I slid the knife under my pillow and prayed I wouldn't have to use it before dawn.
✵ ✶ ✷ ✸ ✹ ✺
Day had broken. I hadn't slept.
Six in the morning. My phone buzzed — a message from Elie letting me know it was my day off. Excellent news. I would therefore spend the day alone in this apartment cataloguing blind spots. Delightful.
Arabelle had already left. Her boss required her presence at six for a job that started at seven — a managerial eccentricity she mentioned to me regularly, with an energy that blended exasperation and, it must be said, a certain fascination with the man himself. A law firm. Adams, something like that. She complained about him often, but in her stories one detail recurred with a perhaps involuntary insistence: his looks. I'll spare you the particulars.

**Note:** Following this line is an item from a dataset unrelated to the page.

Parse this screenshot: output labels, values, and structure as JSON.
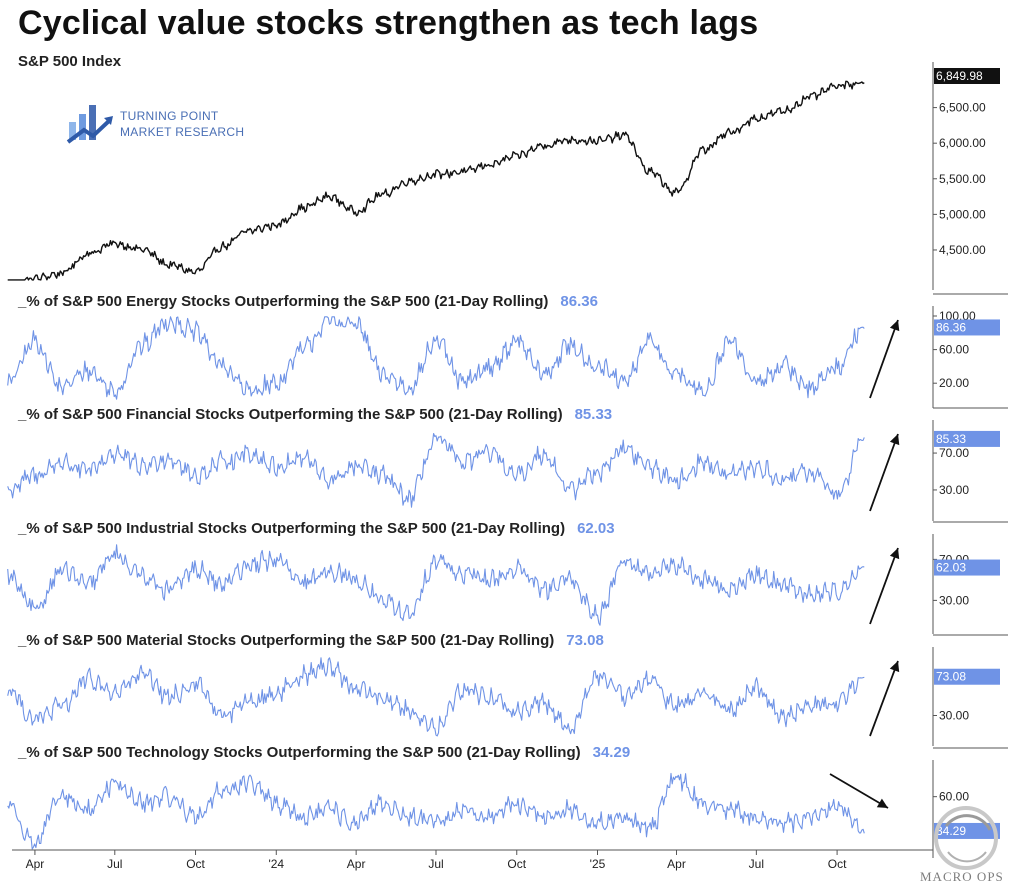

I had made myself eggs and bacon. I didn't finish the plate.
Staying locked inside was not an option — not for my mental equilibrium, already under considerable strain. I pulled on a sweatshirt and leggings and went out for some air.
I walked without any particular destination, crossing the residential neighborhood, emerging into an adjacent district. The morning was grey and cool, the sidewalks still sparsely peopled. I passed through the park Arabelle had shown me when I first arrived — russet trees, damp benches, pigeons indifferent to the state of the world.
And directly across from it: a police precinct.
I stopped.
Coincidence has a very direct way of making its suggestions, sometimes.
I found myself standing before the entrance without having quite decided to go there. The glass door, the flag, the steady flow of uniforms in and out. There had still been no official announcement this morning. The body was still asleep somewhere beneath the dead leaves. I might have been the only living person who knew it existed.
I went still.
No. Not now. Not without proof, not without being able to pinpoint the exact location, not without risking a seat in an office answering questions I couldn't control. I'll come back when there's an announcement. Cleaner. Safer.
I turned sharply and walked into a chest.
Hard. Very hard. The kind of chest that doesn't apologize for existing.
I looked up.
A tall man, bronzed skin, dark hair neatly swept back. A pale blue shirt, grey trousers, the kind of outfit that said Iwork here without needing to say it. And sapphire-blue eyes looking down at me with a quiet curiosity, trying to make sense of what had just happened.
I had always had a weakness for beauty. It was a minor flaw, but a documented one.
— Is there a problem, miss ?
His voice was steady. Soft, almost reassuring...the kind of voice you could imagine dictating depositions or de-escalating difficult situations. A cop's voice, in all probability, because this was evidently where my morning had taken me.
—No. No problem.
I sidestepped him and walked away at an even pace. Not too fast—running in front of a police precinct would send an ambiguous message. I glanced over my shoulder. He was still watching me, motionless, with that calm attention just a shade too professional to be innocent.
I turned back and quickened my step.